Smart buses are coming: Autonomous vehicles and what's ahead

There are key areas that properly demonstrate how advanced our technology is. One of these is how people transport themselves. For example, you can look at a car and properly estimate how long ago it was designed. This is due to the technology progressing, as parts are added or removed, depending on efficiency. The latest focus for vehicle technology has been autonomous vehicles – or “self-driving cars” – which do not require user input to transport individuals or goods to specific destinations. Of particular interest has been recent discussions linking autonomous vehicle technology to buses and smart cities. It’s important to consider what all this might mean and where this will take society.

What are autonomous vehicles?

Driving technology these days has levels of autonomy engineers apply to them. Autonomous vehicle technology doesn’t so much describe the car as the system beneath it. Basically, when discussing autonomous vehicles, people are referring to how much driver input is necessary for a vehicle to reach its destination.

As the Economist stresses, it’s important to consider the difference between autonomous cars and self-driving cars. By autonomous, people mean systems which, says The Economist, “will take over from the driver under certain circumstances”. Modern drivers already experience degrees of autonomous systems, such as self-parking, cruise control, automatic wipers, and so on. Self-driving takes this concept much further where, The Economist notes, the steering wheel “will disappear completely and the vehicle will do all the driving using the same system of sensors, radar, and GPS mapping that autonomous vehicles employ”.

Of course, this kind of advanced system could only work in cities designed to accommodate such incredible technology. For businesses, entire fleets of self-driving cars could complete important assignments without worrying about the necessity of human drivers.

Naturally, people whose careers consist of driving are expressing concern. For example, self-driving trucks are not only being considered but have already been demonstrated. As USA Today notes: “Self-driving truck start-up Otto teamed with Anheuser-Busch to successfully deliver a semi-tractor full of beer from Fort Collins, through Denver and on to the southern Colorado city in the shadow of Pikes Peak.”

While this will have a major impact on business, it’s also worth considering another vehicle becoming autonomous: buses. With future technology trends aimed at improving cities, it’s no wonder public transport is in the sights of modern engineers.

Smart cities and buses

The modern city, especially in America, is more advanced than ever. Indeed, they’re even becoming “smart” with smart city solutions already on the horizon, allowing relevant authorities to obtain data easily from connected devices.

In the modern city, people can summon cars from their phones, check times of trains, and buy airline tickets with a touch of a button. Of course, this only gets you to the vehicle – that doesn’t mean the vehicle itself is smart. Making buses and other shuttle services autonomous is one future technology trend that makes sense, especially for a smart city.

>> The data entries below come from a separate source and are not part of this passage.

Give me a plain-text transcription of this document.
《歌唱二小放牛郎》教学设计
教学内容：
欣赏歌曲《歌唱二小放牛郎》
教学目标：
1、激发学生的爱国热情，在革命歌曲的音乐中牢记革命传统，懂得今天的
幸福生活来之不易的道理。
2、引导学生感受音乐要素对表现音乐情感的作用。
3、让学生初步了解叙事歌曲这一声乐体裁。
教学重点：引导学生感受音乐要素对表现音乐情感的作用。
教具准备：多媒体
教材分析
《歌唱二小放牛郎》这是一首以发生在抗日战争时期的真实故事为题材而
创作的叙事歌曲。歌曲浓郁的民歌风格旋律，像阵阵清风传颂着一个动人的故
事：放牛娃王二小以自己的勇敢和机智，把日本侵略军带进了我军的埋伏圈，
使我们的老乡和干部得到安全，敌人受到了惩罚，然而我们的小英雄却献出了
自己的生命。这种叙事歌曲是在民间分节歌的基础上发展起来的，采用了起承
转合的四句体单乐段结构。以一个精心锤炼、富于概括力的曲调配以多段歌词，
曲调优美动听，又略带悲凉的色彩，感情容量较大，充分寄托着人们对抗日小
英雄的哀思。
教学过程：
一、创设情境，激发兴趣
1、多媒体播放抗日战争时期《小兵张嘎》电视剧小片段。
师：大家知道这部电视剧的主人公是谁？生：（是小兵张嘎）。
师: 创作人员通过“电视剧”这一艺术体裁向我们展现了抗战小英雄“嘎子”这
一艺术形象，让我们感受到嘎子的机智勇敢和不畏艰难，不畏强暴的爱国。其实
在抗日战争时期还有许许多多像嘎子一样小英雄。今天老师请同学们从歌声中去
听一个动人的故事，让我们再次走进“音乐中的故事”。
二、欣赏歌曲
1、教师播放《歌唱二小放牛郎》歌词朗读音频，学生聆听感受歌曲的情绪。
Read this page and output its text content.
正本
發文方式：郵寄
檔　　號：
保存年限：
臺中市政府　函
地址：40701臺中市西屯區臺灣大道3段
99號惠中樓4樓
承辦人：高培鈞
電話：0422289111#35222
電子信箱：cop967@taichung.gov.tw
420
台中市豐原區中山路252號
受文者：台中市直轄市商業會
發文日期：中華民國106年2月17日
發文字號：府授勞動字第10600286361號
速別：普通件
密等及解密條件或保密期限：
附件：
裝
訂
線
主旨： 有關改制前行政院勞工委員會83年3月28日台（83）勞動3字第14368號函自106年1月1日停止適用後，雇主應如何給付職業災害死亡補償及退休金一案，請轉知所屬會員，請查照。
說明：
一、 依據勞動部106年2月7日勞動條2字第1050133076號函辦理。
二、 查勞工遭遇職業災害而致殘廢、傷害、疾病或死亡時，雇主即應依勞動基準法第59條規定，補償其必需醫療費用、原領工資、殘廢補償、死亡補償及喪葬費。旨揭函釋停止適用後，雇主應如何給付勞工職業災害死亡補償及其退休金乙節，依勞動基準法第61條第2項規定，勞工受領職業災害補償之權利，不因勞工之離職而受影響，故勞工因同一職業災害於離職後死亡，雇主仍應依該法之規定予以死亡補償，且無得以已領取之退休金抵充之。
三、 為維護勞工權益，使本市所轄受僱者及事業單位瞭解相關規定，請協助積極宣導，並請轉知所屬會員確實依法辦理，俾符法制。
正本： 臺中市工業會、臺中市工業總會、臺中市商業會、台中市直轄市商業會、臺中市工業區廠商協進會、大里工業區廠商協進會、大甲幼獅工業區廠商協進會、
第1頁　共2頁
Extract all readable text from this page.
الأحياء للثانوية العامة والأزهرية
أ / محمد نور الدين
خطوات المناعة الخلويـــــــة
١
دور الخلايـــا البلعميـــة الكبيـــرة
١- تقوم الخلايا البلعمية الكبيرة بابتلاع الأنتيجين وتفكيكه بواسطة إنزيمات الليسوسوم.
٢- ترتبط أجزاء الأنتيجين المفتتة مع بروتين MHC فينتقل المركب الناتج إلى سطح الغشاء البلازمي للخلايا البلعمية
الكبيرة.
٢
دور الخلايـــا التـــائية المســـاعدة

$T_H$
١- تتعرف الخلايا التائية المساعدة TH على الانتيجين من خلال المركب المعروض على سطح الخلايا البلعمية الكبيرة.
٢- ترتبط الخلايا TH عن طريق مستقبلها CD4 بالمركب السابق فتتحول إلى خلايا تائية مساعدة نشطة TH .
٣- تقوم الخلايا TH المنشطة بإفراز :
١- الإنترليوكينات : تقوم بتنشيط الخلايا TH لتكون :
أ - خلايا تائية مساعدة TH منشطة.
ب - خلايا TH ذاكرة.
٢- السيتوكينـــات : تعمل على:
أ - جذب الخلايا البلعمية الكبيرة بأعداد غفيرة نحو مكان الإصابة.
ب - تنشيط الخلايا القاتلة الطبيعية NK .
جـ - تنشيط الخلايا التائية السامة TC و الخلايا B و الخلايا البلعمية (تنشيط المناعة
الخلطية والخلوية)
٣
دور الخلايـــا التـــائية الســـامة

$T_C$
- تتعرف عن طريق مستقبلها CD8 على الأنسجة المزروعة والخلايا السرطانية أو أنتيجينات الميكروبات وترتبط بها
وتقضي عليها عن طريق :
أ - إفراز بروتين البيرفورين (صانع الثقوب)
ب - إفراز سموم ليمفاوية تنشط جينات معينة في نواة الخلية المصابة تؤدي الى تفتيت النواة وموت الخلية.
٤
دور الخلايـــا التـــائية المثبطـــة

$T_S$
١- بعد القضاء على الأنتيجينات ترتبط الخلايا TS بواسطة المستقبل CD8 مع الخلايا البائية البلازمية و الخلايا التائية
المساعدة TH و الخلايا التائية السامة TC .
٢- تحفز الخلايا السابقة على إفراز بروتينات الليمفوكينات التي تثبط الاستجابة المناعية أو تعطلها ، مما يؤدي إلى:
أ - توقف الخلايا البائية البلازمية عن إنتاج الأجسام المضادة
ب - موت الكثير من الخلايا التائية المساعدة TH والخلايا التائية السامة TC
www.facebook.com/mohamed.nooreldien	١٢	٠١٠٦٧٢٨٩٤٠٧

As Geek Wire notes:

“Shuttle services are particularly well-suited for autonomous vehicles because they tend to involve well-established, predictable routes. That’s the reason why Local Motors’ Olli driverless shuttles are making inroads in urban settings such as Miami, Las Vegas, and Washington, D.C. In the Netherlands, a program called WEpods is taking a similar route.”

What this means for business

As vehicles and cities advance to make life easier, businesses must adapt. Cities are where businesses exist and vehicles allow for customers and staff to reach important destinations. It also means the transport of goods that are essential to businesses. To that end, businesses must begin thinking about how ready they are for a smart city.

There's plenty to be excited about when it comes to autonomous vehicles. Earlier this month, we got to see the first autonomous racing cars at the 2017 Mobile World Congress, for example. Importantly though, businesses need to be paying attention to getting connected and ready for the future that is already here. Startups have focused their attention on the Internet of Things and the smart city, capitalizing on future tech trends before they get left behind. If successful startups are preparing, it’s time every business does the same.